Разумеется, теоретически возможен вариант, при котором анализ даст отрицательные результаты. В том ключе, что «новые социальные феномены» не имеют решающего значения и, во всяком случае, не означают смены парадигмы общественного бытия, но лишь меняют его внешние параметры. Тогда следует доказать, что современное развитое западное общество представляет собой лишь разновидность индустриально-капиталистической системы, с которой ничего принципиально нового не случилось. С этой точки зрения постиндустиальные сюжеты сегодня рассматривают многие марксисты, в т.ч. и Н. Блохин, говоря о том, что сотрудники «информационных производств» остаются наемными работниками, а значит на них распространяются все свойства пролетариата и т.д. (http://www.vpered.org.ru/theory15.html) Но в этом случае мы возвращаемся к исходной проблеме: почему в таком случае прежние механизмы социального взаимодействия не работают (почему «верные и всесильные» формулы стали мертвыми заклинаниями)? А они не работают: исчезает пролетариат (и не только в результате деиндустриализации; даже занятые в традиционных промышленных отраслях рабочие серьезно отличаются и своей психологией, и моделями социального поведения и самим характером труда от своих предшественников начала минувшего века); вслед за ним распадаются все традиционные модели левой политики (и синдикалистские и партийные); изменяется структура самого Капитала (хотя он по-прежнему остается главной социальной коммуникацией) и его воспроизводства и т.д.; наконец, появляются новые социальные группы и их специфические формы организации.


2. Проблема культуры и потребление смыслов

Важнейшее затруднение, с которым столкнулась мировая марксистская мысль (впрочем, как столкнулась, так и преодолела, в значительной степени) – это проблема культуры, идеологии. Того, что поколение марксистских же «эпигонов» (Бернштейн, Каутский, во многом сам Энгельс и др.) под влиянием позитивизма, презрительно называло «надстройкой», и чему оно отводило второстепенное место, где-то под лавкой.

Тем не менее, в течение нескольких десятилетий, представители т.н. «творческого марксизма» (Лукач, Адорно, Маркузе и вообще большинство мыслителей «Франкфуртской школы», Ильенков и др.) интенсивно занимались самыми, что ни на есть, «надстроечными» делами. Даже стоящий особняком в этом ряду Л. Альтюссер, исследуя Маркса, сделал вывод о том, что экономический детерминизм может рассматриваться только как абстракция, имеющая невысокое эпистемологическое значение, и, говоря о нем, неизменно добавлял формулировку «в конечном счете», давая понять читателю, что актуальность этого детерминизма весьма низка и может приниматься во внимание лишь в конце любой логической (диалектической) цепочки.

Главное, о чем следует сказать, обобщая опыт этой блестящей интеллектуальной традиции, это тот заново переоткрытй ею факт, что культура обладает способностью обратного воздействия на вроде бы производящий ее экономический «базис». Причем масштабы этого обратного воздействия огромны, они порой имеют решающе значение в области воспроизводства общества и его преобразования.

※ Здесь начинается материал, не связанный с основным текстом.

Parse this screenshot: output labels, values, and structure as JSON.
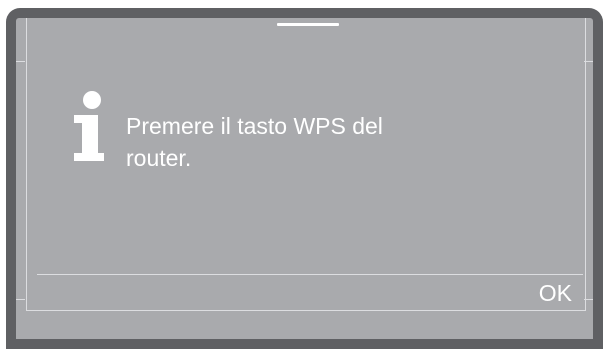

В этом отношении, «творческие марксисты» делали шаг на встречу как раннему Марксу, так и другим направлениям социалистической мысли (анархизму, общинному социализму) с их представлением об огромной роли субъективных факторов, верой в волевое воздействие на мир, в возможность преобразовать его «под утопию», вопреки энтропии.

Две категории феноменов в анализе «творческих марксистов» имеют первостепенное значение: идеология и массовая коммуникация (СМИ, пропаганда и т.д.). Выделение этих структур и их анализ позволили многим из самых выдающихся авторов (Лукач, Грамши, Маркузе и др.) придти к выводу, что главной проблемой революционного преобразования общества является преодоление буржуазной идеологии и замена ее пролетарской (то, что Грамши называл «гегемонией»), а также прорыв средств массовой коммуникации буржуазного общества, ставших грозным оружием на службе у Капитала.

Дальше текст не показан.